No, standard electrophoresis is destructive to living cells. The high electric fields, chemical detergents (in SDS-PAGE), and the process of preparing the sample would break open (lyse) the cells and denature the molecules inside. The technique is designed to analyze the molecular components (DNA, proteins) extracted from cells, not the intact, living cells themselves.
The Mathematics of Movement
While the visual result of electrophoresis is a pattern of bands, the process itself can be described mathematically. The mobility ($\mu$) of a molecule—how fast it moves under a given electric field—depends on its charge ($q$) and the frictional drag ($f$) it experiences from the gel. A simple relationship can be expressed as:
$$\mu = \frac{q}{f}$$
The frictional drag ($f$) is related to the size and shape of the molecule and the pore size of the gel. For spherical molecules in a free solution, Stokes' law gives $f = 6\pi\eta r$, where $\eta$ is the viscosity of the buffer and $r$ is the radius of the molecule.
In gel electrophoresis, the relationship between the distance migrated ($D$) and the molecular weight ($M$) is often logarithmic. For many gels, especially those separating DNA, a standard curve is created using known standards (the DNA ladder).

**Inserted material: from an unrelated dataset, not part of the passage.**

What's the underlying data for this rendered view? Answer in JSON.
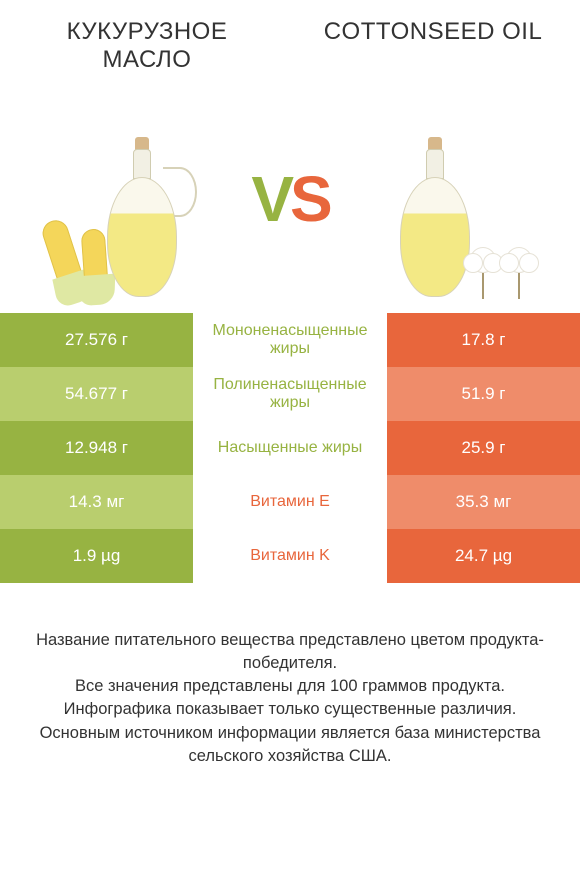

By plotting the $\log_{10}$ of the molecular weight against the migration distance, a straight line can often be drawn. The molecular weight of an unknown sample can then be estimated by seeing where its migration distance falls on that line. The formula for such a calibration is:
$$\log_{10}(M) = a - b \cdot D$$
where $a$ and $b$ are constants determined from the known standards, $M$ is the molecular weight, and $D$ is the distance migrated.
Footnote
1 PCR (Polymerase Chain Reaction): A laboratory technique used to make millions of copies of a specific segment of DNA.
2 Isoelectric Point (pI): The specific pH value at which a molecule, such as an amino acid or protein, carries no net electrical charge.
3 Restriction Enzymes: Proteins that act as molecular scissors, cutting DNA at specific recognition sequences.
4 RFLP (Restriction Fragment Length Polymorphism): A difference in the length of DNA fragments produced by restriction enzyme digestion, used as a genetic marker.